Software, technology, sysadmin war stories, and more. Feed
Wednesday, April 18, 2018

Given enough machines, you too may find a processor bug

In my years of tending these electronic flocks of sheep, I've seen a couple of weird scenarios which come down to issues in the actual CPU. I'm talking about the "big chip" which comes from Intel or AMD, or in years long past, Cyrix and friends. People don't usually talk about this sort of thing too much for whatever reason.

But, the truth is clear: if you have enough machines in your control, eventually you will find one or two that have something just slightly off in their processors. I mentioned a case where a certain bit pattern, when handed to exp(), would start growing in the wrong direction, becoming more and more negative. There have been machines where 10^n resulted in something other than a number that started with 1 and ended with a bunch of 0s.

There have been "sticky bits" which got stuck on when they should have been off, and "weak bits" which should have been on but were found to be off. The means of detection is varied. A lot of it comes down to looking for low-level oddities in the software stack, and then tracking it back to the source system.

I did some of the digging myself on some of these, and just contributed some advice on others. It's the advice I gave some other folks that I would like to share with the world here.

Basically, multi-CPU machines are the norm now. You might have multiple packages on the board, which is to say actual distinct chips in sockets. Each one of those might have have multiple cores on board, and each core might have multiple threads (as in hyperthreading). Odds are, if you really have found a "CPU bug", it will be limited to that core.

How do you verify this? Easy: use something like 'taskset'.

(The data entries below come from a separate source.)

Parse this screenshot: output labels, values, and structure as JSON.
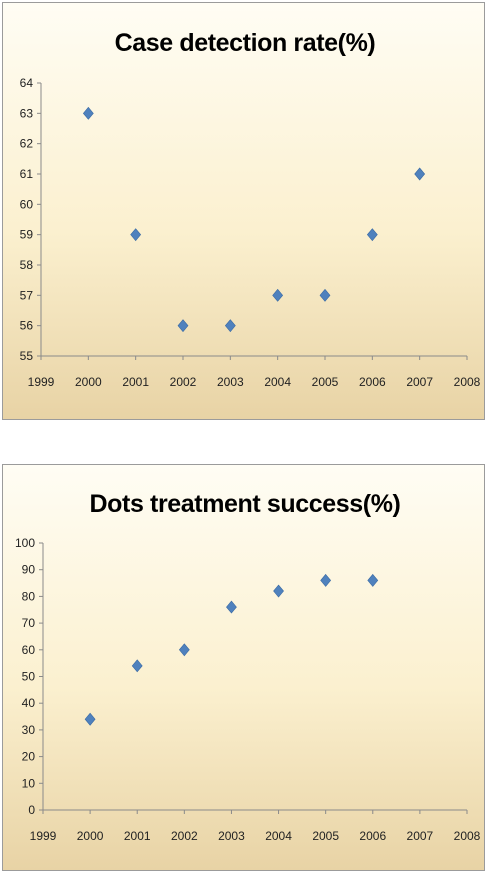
{
  "charts": [
    {
      "title": "Case detection rate(%)",
      "marker_color": "#4f81bd"
    },
    {
      "title": "Dots treatment success(%)",
      "marker_color": "#4f81bd"
    }
  ],
  "chart_data": [
    {
      "type": "scatter",
      "title": "Case detection rate(%)",
      "xlabel": "",
      "ylabel": "",
      "xlim": [
        1999,
        2008
      ],
      "ylim": [
        55,
        64
      ],
      "x_ticks": [
        1999,
        2000,
        2001,
        2002,
        2003,
        2004,
        2005,
        2006,
        2007,
        2008
      ],
      "y_ticks": [
        55,
        56,
        57,
        58,
        59,
        60,
        61,
        62,
        63,
        64
      ],
      "grid": false,
      "legend": false,
      "marker": "diamond",
      "series": [
        {
          "x": [
            2000,
            2001,
            2002,
            2003,
            2004,
            2005,
            2006,
            2007
          ],
          "y": [
            63,
            59,
            56,
            56,
            57,
            57,
            59,
            61
          ]
        }
      ]
    },
    {
      "type": "scatter",
      "title": "Dots treatment success(%)",
      "xlabel": "",
      "ylabel": "",
      "xlim": [
        1999,
        2008
      ],
      "ylim": [
        0,
        100
      ],
      "x_ticks": [
        1999,
        2000,
        2001,
        2002,
        2003,
        2004,
        2005,
        2006,
        2007,
        2008
      ],
      "y_ticks": [
        0,
        10,
        20,
        30,
        40,
        50,
        60,
        70,
        80,
        90,
        100
      ],
      "grid": false,
      "legend": false,
      "marker": "diamond",
      "series": [
        {
          "x": [
            2000,
            2001,
            2002,
            2003,
            2004,
            2005,
            2006
          ],
          "y": [
            34,
            54,
            60,
            76,
            82,
            86,
            86
          ]
        }
      ]
    }
  ]
}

Let's say you have a program that will sometimes reproduce the failure, but not always. Maybe you run it 100 times on the machine and it only blows up on half of the attempts. To me, that would suggest that perhaps you have two cores, and one of them is bad. The way you find out is to deliberately limit your program to just one "CPU" *as Linux sees it*, and run it again to see if it reproduces.

The 'taskset' tool can run as a wrapper: tell it the CPU affinity you want and the command to run, and it'll start it for you. For people who'd rather not deal with a silly wrapper program, note that sched_setaffinity() is what actually does the magic, and you can call that directly from inside your program if you like.

Note there's a bit of a terminology issue here. Linux thinks of every single (hyper-)thread as a "CPU" or "processor", and that's why you have that number of entries in /proc/cpuinfo. The numbers you pass to taskset operate in that same range.

For instance, my machine right now has a single chip in it, which then has four cores, and each of those has two threads. 1 x 4 x 2 is 8, and sure enough, in /proc/cpuinfo it goes from 0 to 7. Machines vary, so be sure to know your hardware and test the permutations which apply there!

Anyway, let's say you run your repro program and it always blows up on some "CPU" (thread) numbers, and never on others. The reason might seem confusing until you look at /proc/cpuinfo and notice the "core id" field. I bet you'll find that all of the bad threads are actually on the same core (and by extension, the same package). Naturally, you'll want to run this across the rest of your fleet to see if any of them have single cores which are similar affected.

If you have a rock-solid repro case, you might get the manufacturer to take notice. If not, at least you'll have an interesting story and a new ornament for your keychain, right?